At the beginning of 2013, ContinuitySA warned that business risks were becoming more complex and intertwined, and so much harder to predict and plan for. But this year they are also becoming more extreme.
“As the world becomes more interconnected, issues faced in other parts of the globe can create risks here in South Africa. For example, the unprecedented cold weather in the United States and severe storms in the United Kingdom should be prompting businesses to start thinking about the extreme nature of the risks they face,” says Michael Davies, CEO of ContinuitySA. “The global business environment has created a web of interdependencies so that any untoward event has a set of knock-on effects. Directors and executive management, who have a duty to ensure the company is able to stay in business, must have a comprehensive business continuity plan in place. ”
Davies and his team have identified five current categories of risk for 2014 that should be featuring in business continuity planning:
1. IT and data risk is growing. IT is strategic and, to a greater or lesser degree, every business is a digital business. However, a key risk is that internal IT departments are failing to keep pace with changing needs, in turn prompting massive use of private mobile devices to access corporate systems and the unplanned use of cloud-based services like Dropbox. Another related IT risk is “server sprawl”, creating complex environments that are difficult and expensive to manage, and hard to recover in the event of a disaster.
“The information on a company’s systems is increasingly valuable as advances in analytics make it more useful—its loss now represents a considerable risk,” Davies observes. “A lot of this data is client-sensitive and so is protected by law.”
In parallel, cybercrime appears to be on upward trend, with cybercriminals threatening precious (and often legally protected) data. Denial-of-service attacks can also cause systems to collapse, creating another business continuity risk. While estimates of cybercrime prevalence vary dramatically, it’s clear that it is both significant and underreported.

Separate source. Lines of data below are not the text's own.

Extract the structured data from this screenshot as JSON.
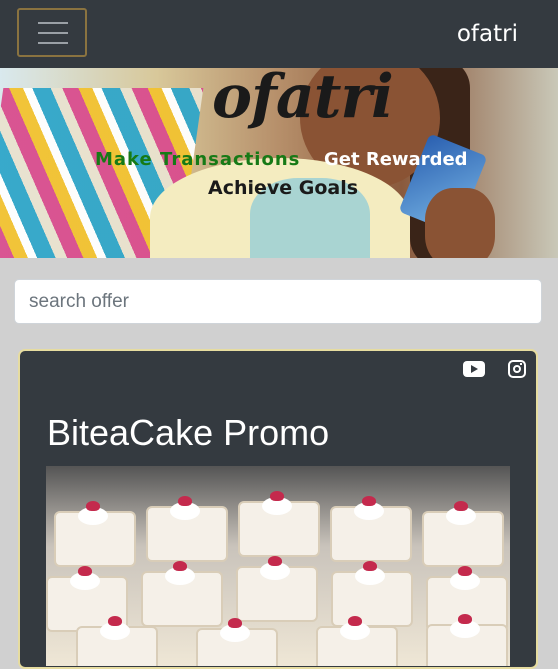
{
  "navbar": {
    "brand": "ofatri",
    "menu_icon": "hamburger-menu-icon"
  },
  "hero": {
    "logo_text": "ofatri",
    "tagline_1": "Make Transactions",
    "tagline_2": "Get Rewarded",
    "tagline_3": "Achieve Goals"
  },
  "search": {
    "placeholder": "search offer",
    "value": ""
  },
  "offer": {
    "title": "BiteaCake Promo",
    "social_icons": [
      "youtube-icon",
      "instagram-icon"
    ]
  },
  "colors": {
    "navbar_bg": "#343a40",
    "page_bg": "#d0d0d0",
    "card_border": "#e6dca0",
    "tagline_green": "#167a16"
  }
}
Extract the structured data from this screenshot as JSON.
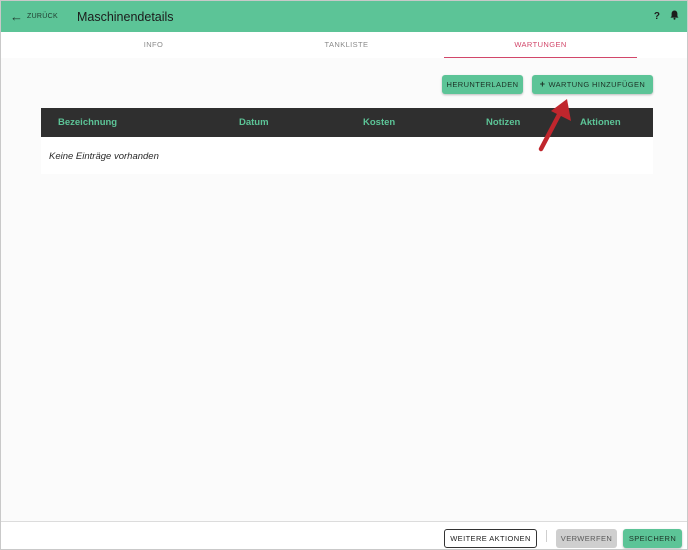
{
  "header": {
    "back_label": "ZURÜCK",
    "title": "Maschinendetails",
    "help_icon": "help-icon",
    "bell_icon": "bell-icon"
  },
  "tabs": [
    {
      "label": "INFO",
      "active": false
    },
    {
      "label": "TANKLISTE",
      "active": false
    },
    {
      "label": "WARTUNGEN",
      "active": true
    }
  ],
  "actions": {
    "download_label": "HERUNTERLADEN",
    "add_label": "WARTUNG HINZUFÜGEN",
    "add_prefix": "+"
  },
  "table": {
    "columns": [
      "Bezeichnung",
      "Datum",
      "Kosten",
      "Notizen",
      "Aktionen"
    ],
    "empty_message": "Keine Einträge vorhanden"
  },
  "footer": {
    "more_actions_label": "WEITERE AKTIONEN",
    "discard_label": "VERWERFEN",
    "save_label": "SPEICHERN"
  },
  "colors": {
    "accent": "#5cc497",
    "active_tab": "#d2476a",
    "table_header_bg": "#2f2f2f",
    "annotation_arrow": "#c0262d"
  }
}
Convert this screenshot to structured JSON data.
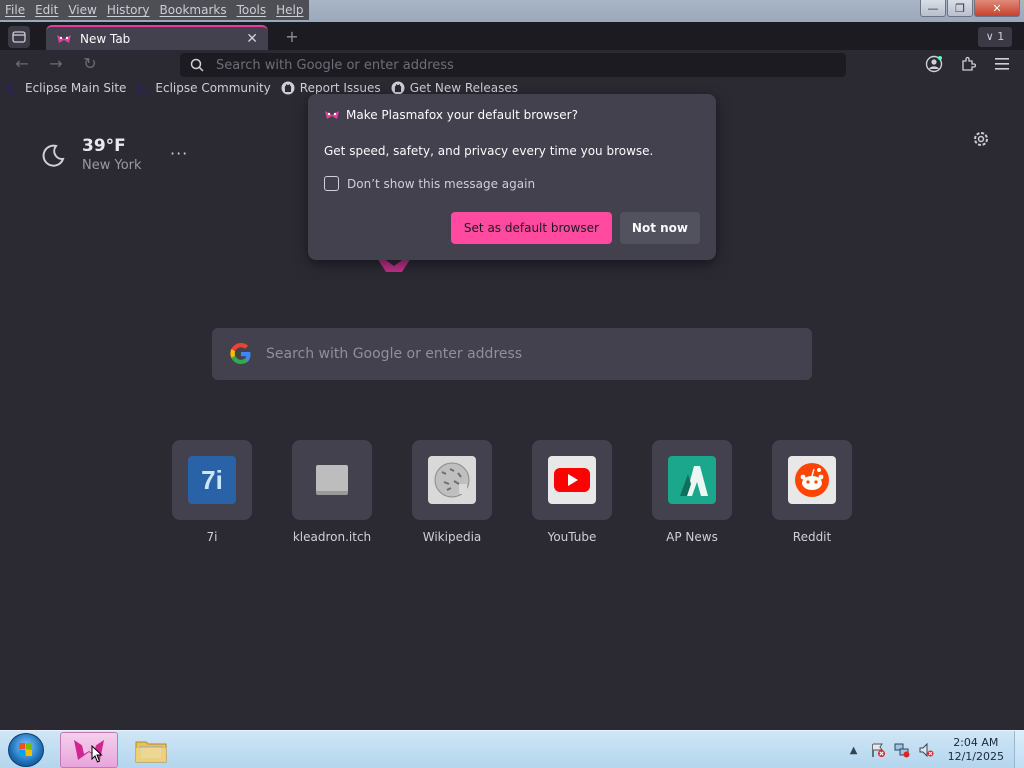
{
  "menubar": {
    "items": [
      "File",
      "Edit",
      "View",
      "History",
      "Bookmarks",
      "Tools",
      "Help"
    ]
  },
  "window_controls": {
    "minimize": "—",
    "restore": "❐",
    "close": "✕"
  },
  "tabs": {
    "active_title": "New Tab",
    "close_glyph": "✕",
    "new_tab_glyph": "+",
    "tab_list_label": "∨ 1"
  },
  "navbar": {
    "back_icon": "←",
    "forward_icon": "→",
    "reload_icon": "↻",
    "url_placeholder": "Search with Google or enter address"
  },
  "bookmarks": [
    {
      "label": "Eclipse Main Site",
      "icon": "eclipse-icon"
    },
    {
      "label": "Eclipse Community",
      "icon": "eclipse-icon"
    },
    {
      "label": "Report Issues",
      "icon": "github-icon"
    },
    {
      "label": "Get New Releases",
      "icon": "github-icon"
    }
  ],
  "weather": {
    "temperature": "39°F",
    "city": "New York",
    "icon": "moon-icon",
    "more": "···"
  },
  "search": {
    "placeholder": "Search with Google or enter address"
  },
  "top_sites": [
    {
      "label": "7i",
      "icon": "7i-icon",
      "color": "#1e6fb8"
    },
    {
      "label": "kleadron.itch",
      "icon": "itch-placeholder-icon",
      "color": "#bdbdbd"
    },
    {
      "label": "Wikipedia",
      "icon": "wikipedia-icon",
      "color": "#d9d9d9"
    },
    {
      "label": "YouTube",
      "icon": "youtube-icon",
      "color": "#ff0000"
    },
    {
      "label": "AP News",
      "icon": "apnews-icon",
      "color": "#1aa78c"
    },
    {
      "label": "Reddit",
      "icon": "reddit-icon",
      "color": "#ff4500"
    }
  ],
  "popup": {
    "title": "Make Plasmafox your default browser?",
    "body": "Get speed, safety, and privacy every time you browse.",
    "checkbox_label": "Don’t show this message again",
    "primary_button": "Set as default browser",
    "secondary_button": "Not now"
  },
  "taskbar": {
    "time": "2:04 AM",
    "date": "12/1/2025",
    "tray_up": "▲"
  },
  "colors": {
    "accent_pink": "#ff4aa0",
    "content_bg": "#2b2a33",
    "panel": "#42414d"
  }
}
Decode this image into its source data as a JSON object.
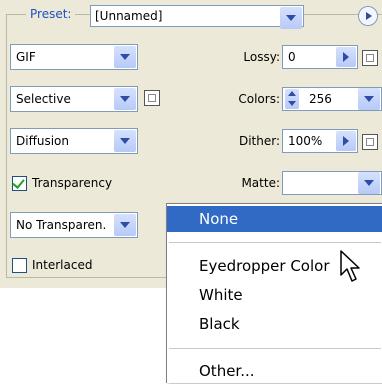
{
  "preset": {
    "label": "Preset:",
    "value": "[Unnamed]"
  },
  "left_column": {
    "format": "GIF",
    "reduction": "Selective",
    "dither_algorithm": "Diffusion",
    "transparency_label": "Transparency",
    "transparency_checked": true,
    "transparency_dither": "No Transparen.",
    "interlaced_label": "Interlaced",
    "interlaced_checked": false
  },
  "right_column": {
    "lossy_label": "Lossy:",
    "lossy_value": "0",
    "colors_label": "Colors:",
    "colors_value": "256",
    "dither_label": "Dither:",
    "dither_value": "100%",
    "matte_label": "Matte:",
    "matte_value": ""
  },
  "matte_menu": {
    "items": [
      "None",
      "Eyedropper Color",
      "White",
      "Black",
      "Other..."
    ],
    "selected": "None"
  }
}
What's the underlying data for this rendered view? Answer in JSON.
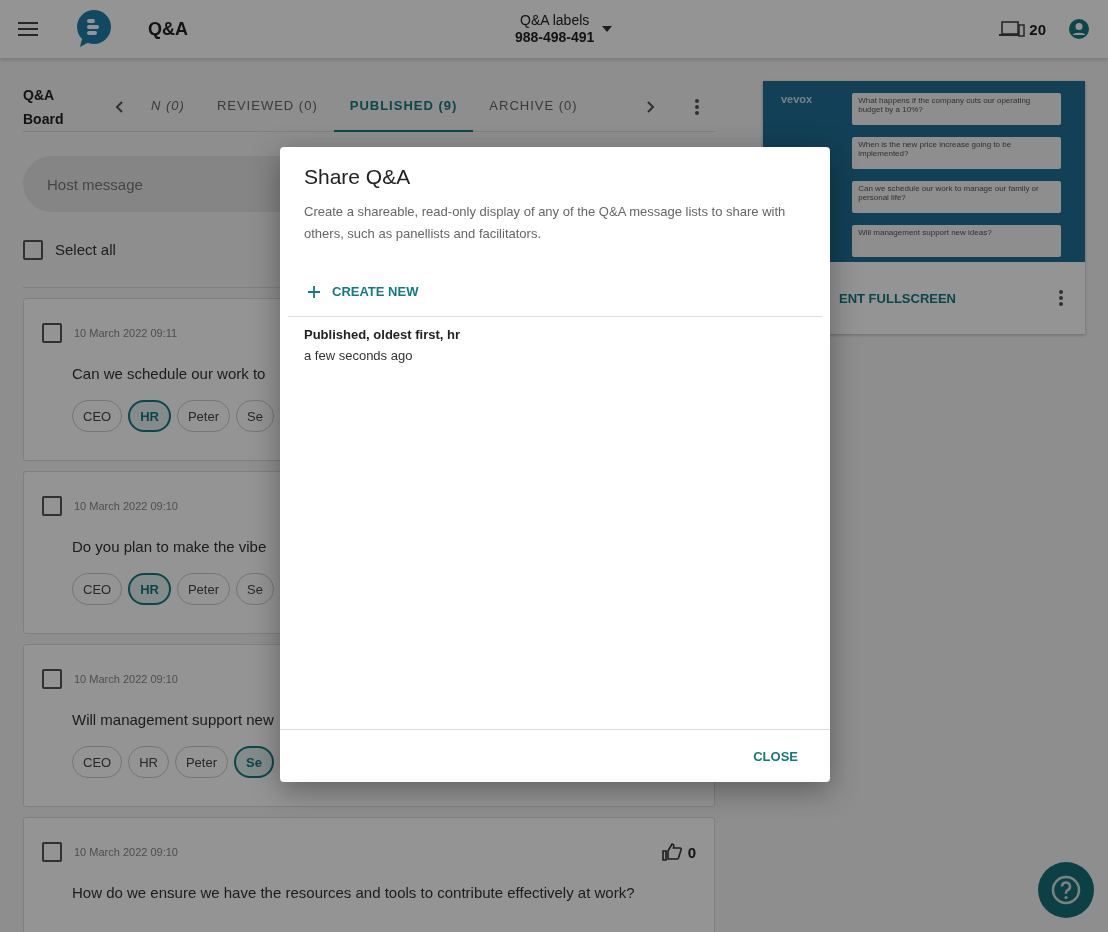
{
  "header": {
    "title": "Q&A",
    "event_name": "Q&A labels",
    "event_code": "988-498-491",
    "participants": "20"
  },
  "board": {
    "title": "Q&A Board",
    "host_placeholder": "Host message",
    "select_all": {
      "label": "Select all",
      "checked": false
    },
    "tabs": [
      {
        "label": "N (0)",
        "selected": false
      },
      {
        "label": "REVIEWED (0)",
        "selected": false
      },
      {
        "label": "PUBLISHED (9)",
        "selected": true
      },
      {
        "label": "ARCHIVE (0)",
        "selected": false
      }
    ]
  },
  "messages": [
    {
      "checked": false,
      "time": "10 March 2022 09:11",
      "text": "Can we schedule our work to",
      "tags": [
        {
          "label": "CEO",
          "selected": false
        },
        {
          "label": "HR",
          "selected": true
        },
        {
          "label": "Peter",
          "selected": false
        },
        {
          "label": "Se",
          "selected": false
        }
      ]
    },
    {
      "checked": false,
      "time": "10 March 2022 09:10",
      "text": "Do you plan to make the vibe",
      "tags": [
        {
          "label": "CEO",
          "selected": false
        },
        {
          "label": "HR",
          "selected": true
        },
        {
          "label": "Peter",
          "selected": false
        },
        {
          "label": "Se",
          "selected": false
        }
      ]
    },
    {
      "checked": false,
      "time": "10 March 2022 09:10",
      "text": "Will management support new",
      "tags": [
        {
          "label": "CEO",
          "selected": false
        },
        {
          "label": "HR",
          "selected": false
        },
        {
          "label": "Peter",
          "selected": false
        },
        {
          "label": "Se",
          "selected": true
        }
      ]
    },
    {
      "checked": false,
      "time": "10 March 2022 09:10",
      "text": "How do we ensure we have the resources and tools to contribute effectively at work?",
      "likes": "0"
    }
  ],
  "preview": {
    "logo": "vevox",
    "questions": [
      "What happens if the company cuts our operating budget by a 10%?",
      "When is the new price increase going to be implemented?",
      "Can we schedule our work to manage our family or personal life?",
      "Will management support new ideas?"
    ],
    "action": "ENT FULLSCREEN"
  },
  "dialog": {
    "title": "Share Q&A",
    "description": "Create a shareable, read-only display of any of the Q&A message lists to share with others, such as panellists and facilitators.",
    "create_label": "CREATE NEW",
    "items": [
      {
        "title": "Published, oldest first, hr",
        "time": "a few seconds ago"
      }
    ],
    "close_label": "CLOSE"
  }
}
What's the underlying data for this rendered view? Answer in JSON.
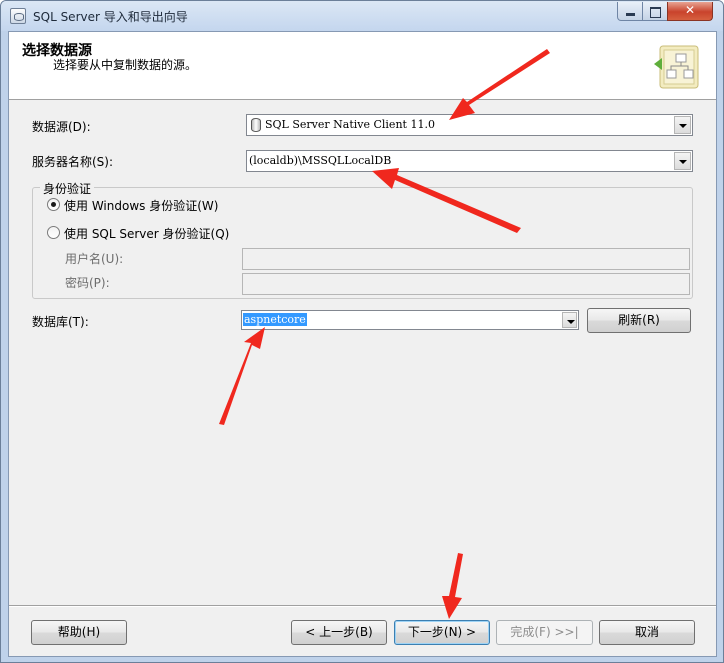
{
  "window": {
    "title": "SQL Server 导入和导出向导"
  },
  "header": {
    "title": "选择数据源",
    "subtitle": "选择要从中复制数据的源。"
  },
  "form": {
    "datasource_label": "数据源(D):",
    "datasource_value": "SQL Server Native Client 11.0",
    "server_label": "服务器名称(S):",
    "server_value": "(localdb)\\MSSQLLocalDB",
    "auth_group_label": "身份验证",
    "auth_windows_label": "使用 Windows 身份验证(W)",
    "auth_sql_label": "使用 SQL Server 身份验证(Q)",
    "auth_selected": "windows",
    "username_label": "用户名(U):",
    "username_value": "",
    "password_label": "密码(P):",
    "password_value": "",
    "database_label": "数据库(T):",
    "database_value": "aspnetcore",
    "refresh_label": "刷新(R)"
  },
  "footer": {
    "help_label": "帮助(H)",
    "back_label": "< 上一步(B)",
    "next_label": "下一步(N) >",
    "finish_label": "完成(F) >>|",
    "cancel_label": "取消"
  },
  "colors": {
    "annotation_arrow": "#f0281e",
    "selection": "#3399ff"
  }
}
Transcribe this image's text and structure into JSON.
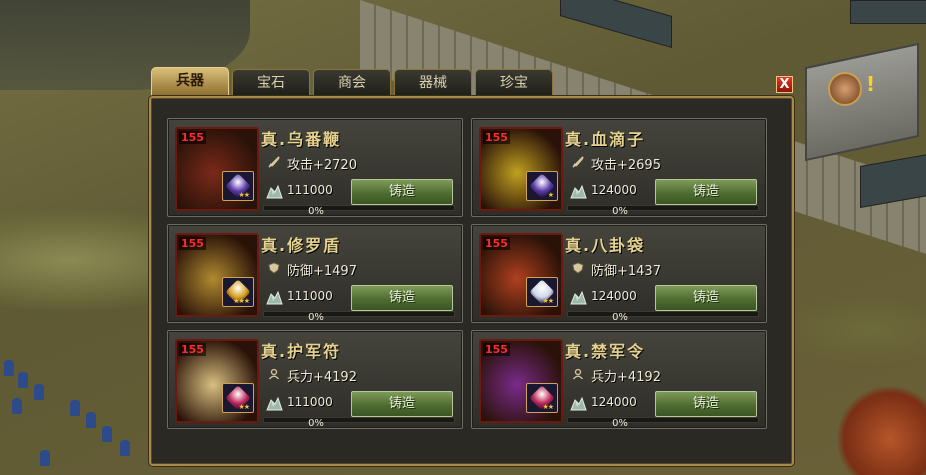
{
  "tabs": [
    {
      "label": "兵器",
      "active": true
    },
    {
      "label": "宝石",
      "active": false
    },
    {
      "label": "商会",
      "active": false
    },
    {
      "label": "器械",
      "active": false
    },
    {
      "label": "珍宝",
      "active": false
    }
  ],
  "close_label": "X",
  "items": [
    {
      "level": "155",
      "name": "真.乌番鞭",
      "stat_icon": "sword-icon",
      "stat": "攻击+2720",
      "cost": "111000",
      "button": "铸造",
      "progress": "0%",
      "stars": "★★",
      "gem_color": "#5a3aa8",
      "art_color": "#7a2a1a"
    },
    {
      "level": "155",
      "name": "真.血滴子",
      "stat_icon": "sword-icon",
      "stat": "攻击+2695",
      "cost": "124000",
      "button": "铸造",
      "progress": "0%",
      "stars": "★",
      "gem_color": "#5a3aa8",
      "art_color": "#c0a020"
    },
    {
      "level": "155",
      "name": "真.修罗盾",
      "stat_icon": "shield-icon",
      "stat": "防御+1497",
      "cost": "111000",
      "button": "铸造",
      "progress": "0%",
      "stars": "★★★",
      "gem_color": "#d8a020",
      "art_color": "#b08a30"
    },
    {
      "level": "155",
      "name": "真.八卦袋",
      "stat_icon": "shield-icon",
      "stat": "防御+1437",
      "cost": "124000",
      "button": "铸造",
      "progress": "0%",
      "stars": "★★",
      "gem_color": "#d0d8e8",
      "art_color": "#b04020"
    },
    {
      "level": "155",
      "name": "真.护军符",
      "stat_icon": "soldier-icon",
      "stat": "兵力+4192",
      "cost": "111000",
      "button": "铸造",
      "progress": "0%",
      "stars": "★★",
      "gem_color": "#c02a5a",
      "art_color": "#d8c080"
    },
    {
      "level": "155",
      "name": "真.禁军令",
      "stat_icon": "soldier-icon",
      "stat": "兵力+4192",
      "cost": "124000",
      "button": "铸造",
      "progress": "0%",
      "stars": "★★",
      "gem_color": "#c02a5a",
      "art_color": "#7a2a8a"
    }
  ]
}
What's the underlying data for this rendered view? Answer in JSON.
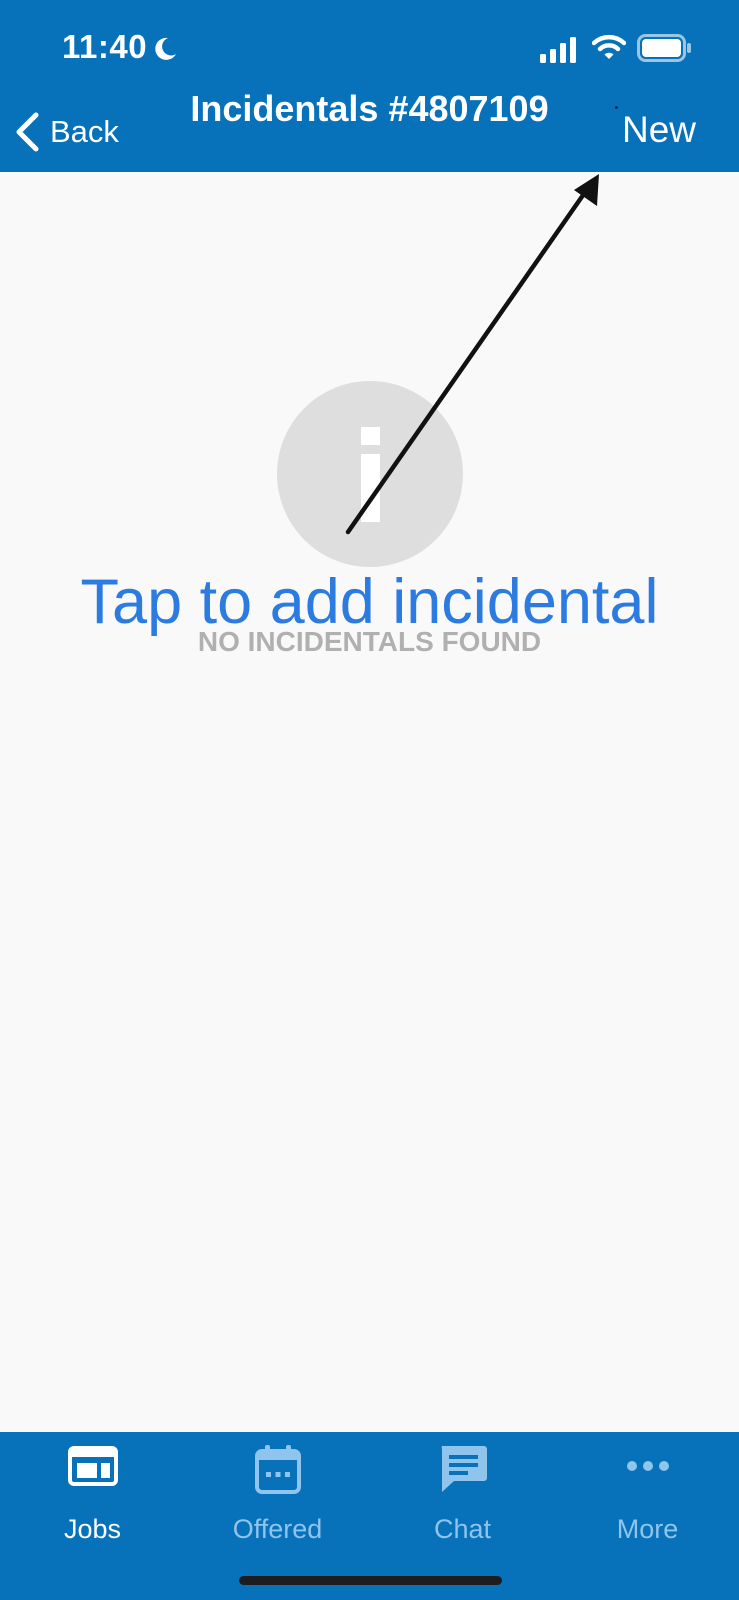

2.The macroeconomic climate remains problematic. Slow and inconsistent global recovery and a volatile currency are obvious risks that most businesses consider but often from a purely financial perspective. “But the impacts on your business’s viability may be much more subtle; for example, decreased economic activity could reduce tax receipts and so construction of infrastructure on which your business depends,” Davies points out.
3. Long supply chains expose companies to a wider range of risk. Locally, Gauteng e-tolling has emerged as a proxy for political dissatisfaction (and a rare unifying issue) for both the middle and working classes. It’s possible that continued protests could disrupt supply chains, and will certainly raise costs in the short term.
“Looking more broadly, I think the combination of ever longer supply chains and the just-in-time mentality is creating a huge risk that many businesses do not properly factor into their business continuity planning,” Davies says. “The strike by component manufacturers in our local automotive industry is one good example, but think of the effect of extreme weather on manufacturers in Japan and Thailand in past years, which all but crippled international car and electronics supply chains. A comprehensive business continuity management plan for the entire supply chain is now mandatory.”
4. Environmental degradation and climate change are too easy to ignore. Aside from the obvious macro risks of violent climactic events and a compromised environment, South African business needs to pay particular attention to water. Our water resources are limited and yet are becoming ever more polluted. Acid mine drainage is, if the scientists are to be believed, a ticking time bomb although, as is so often the case, experts seem prone to getting the timing of natural processes wrong.
5. Societal risks are escalating in scale and seriousness. As 2014 is an election year, political risk has to feature on business continuity plans. Electioneering raises the stakes and could make industrial action even more bitter, while marches that get out of hand could disrupt operations. South Africa is not the only country with forthcoming elections, and organisations should consider in which countries their products and services are being delivered and from where their supplies come. Generally, too, international political developments could derail the slow economic recovery; Iran and North Korea are only two of many countries that could spark a new crisis.
Following on from the attack on Westgate Mall in Nairobi, extremist violence must be a consideration particularly for companies with pan-African operations.
Another key societal risk to business continuity is the “new normal” of violent and protracted strike action. This unwelcome state of affairs is part of a widespread dynamic of social discontent and instability. Violent and disruptive service-delivery protests are one example, but so are growing rates of alcohol and drug abuse, not to forget anxiety and depression. All of these factors have an impact on absenteeism and productivity.
All of these five categories of risk carry the subsidiary, but highly dangerous, risk of reputational damage. Warren Buffet has rightly said, “It takes 20 years to build a reputation and only five minutes to destroy it”—and an unmitigated disaster is one way to achieve that destruction.
In conclusion, Davies warns that business continuity—the process for identifying and mitigating these and other risks, remains widely misunderstood. Too many businesses continue to imagine that if they have a plan in place for IT disaster recovery, their business continuity is assured.
“Strategic as it is, IT isn’t the whole business. Business continuity planning and management must cover all the risks the business faces and put in place contingency plans to keep the entire enterprise operating,” says Davies. “The call centre and work-area recovery requirements for a business need to be considered, and the company must understand the risks its supply chain faces. One’s business is now dependent on entities outside of the corporation: is each of them adequately protected?”